Human Cortical Physiology and Neurorehabilitation Section, National Institute of Neurological Disorders and Stroke, National Institutes of Health, Bethesda, MD, 20892, USA.

Being able to focus on a complex task and inhibit unwanted actions or interfering information (i.e., inhibitory control) are essential human cognitive abilities. However, it remains unknown the extent to which mild traumatic brain injury (mTBI) may impact these critical functions. In this study, seventeen patients and age-matched healthy controls (HC) performed a variant of the Stroop task and attention-demanding 4-choice response tasks (4CRT) with identical stimuli but two contexts: one required only routine responses and the other with occasional response conflicts. The results showed that mTBI patients performed equally well as the HC when the 4CRT required only routine responses.

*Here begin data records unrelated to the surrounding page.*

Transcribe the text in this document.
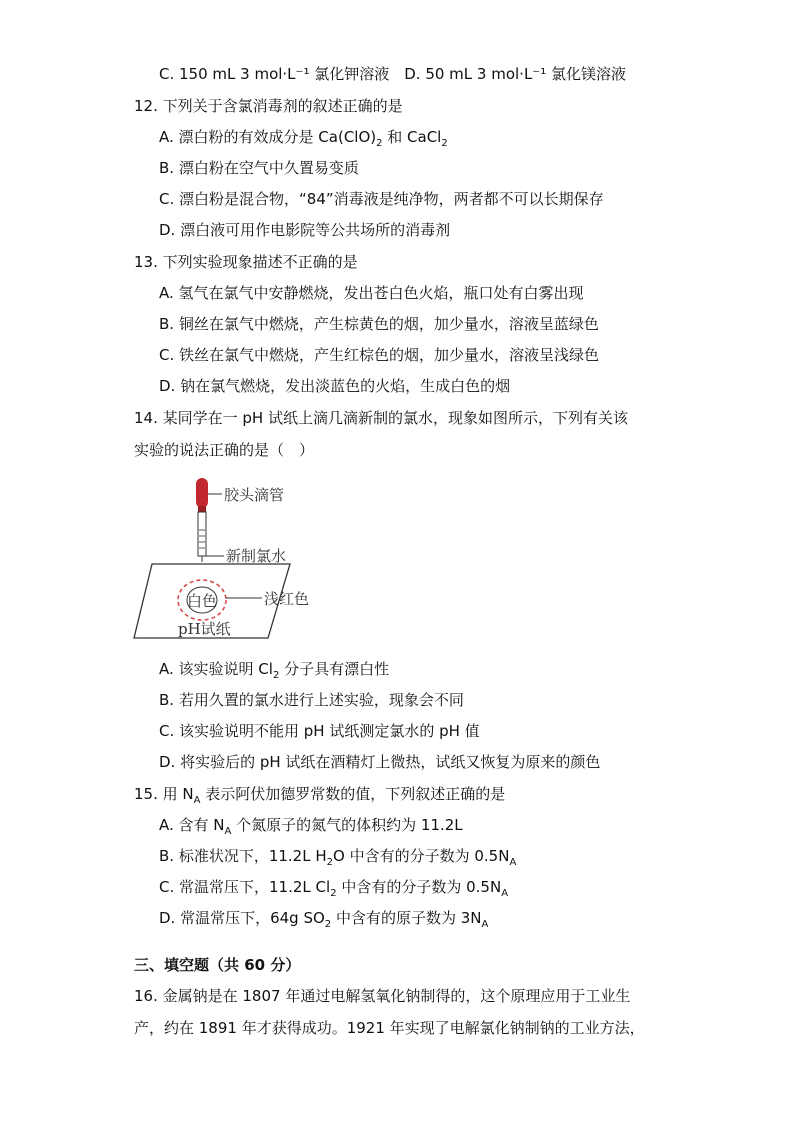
C. 150 mL 3 mol·L⁻¹ 氯化钾溶液　D. 50 mL 3 mol·L⁻¹ 氯化镁溶液
12. 下列关于含氯消毒剂的叙述正确的是
A. 漂白粉的有效成分是 $Ca(ClO)_2$ 和 CaCl$_2$
B. 漂白粉在空气中久置易变质
C. 漂白粉是混合物，“84”消毒液是纯净物，两者都不可以长期保存
D. 漂白液可用作电影院等公共场所的消毒剂
13. 下列实验现象描述不正确的是
A. 氢气在氯气中安静燃烧，发出苍白色火焰，瓶口处有白雾出现
B. 铜丝在氯气中燃烧，产生棕黄色的烟，加少量水，溶液呈蓝绿色
C. 铁丝在氯气中燃烧，产生红棕色的烟，加少量水，溶液呈浅绿色
D. 钠在氯气燃烧，发出淡蓝色的火焰，生成白色的烟
14. 某同学在一 pH 试纸上滴几滴新制的氯水，现象如图所示，下列有关该
实验的说法正确的是（　）
胶头滴管
新制氯水
白色	浅红色
pH试纸
A. 该实验说明 $Cl_2$ 分子具有漂白性
B. 若用久置的氯水进行上述实验，现象会不同
C. 该实验说明不能用 pH 试纸测定氯水的 pH 值
D. 将实验后的 pH 试纸在酒精灯上微热，试纸又恢复为原来的颜色
15. 用 $N_A$ 表示阿伏加德罗常数的值，下列叙述正确的是
A. 含有 $N_A$ 个氮原子的氮气的体积约为 11.2L
B. 标准状况下，11.2L $H_2O$ 中含有的分子数为 $0.5N_A$
C. 常温常压下，11.2L $Cl_2$ 中含有的分子数为 $0.5N_A$
D. 常温常压下，64g $SO_2$ 中含有的原子数为 $3N_A$
三、填空题（共 60 分）
16. 金属钠是在 1807 年通过电解氢氧化钠制得的，这个原理应用于工业生
产，约在 1891 年才获得成功。1921 年实现了电解氯化钠制钠的工业方法，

However, when the task conditions included occasional response conflicts, mTBI patients with even a single concussion showed a significant slow-down in all responses and higher error rates relative to the HC. Results from event-related functional magnetic resonance imaging (efMRI) revealed altered neural activity in the mTBI patients in the cerebellum-thalamo-cortical and the fronto-basal-ganglia networks regulating inhibitory control. These results suggest that even without apparent difficulties in performing complex attention-demanding but routine tasks, patients with mTBI may experience long-lasting deficits in regulating inhibitory control when situations call for rapid conflict resolutions.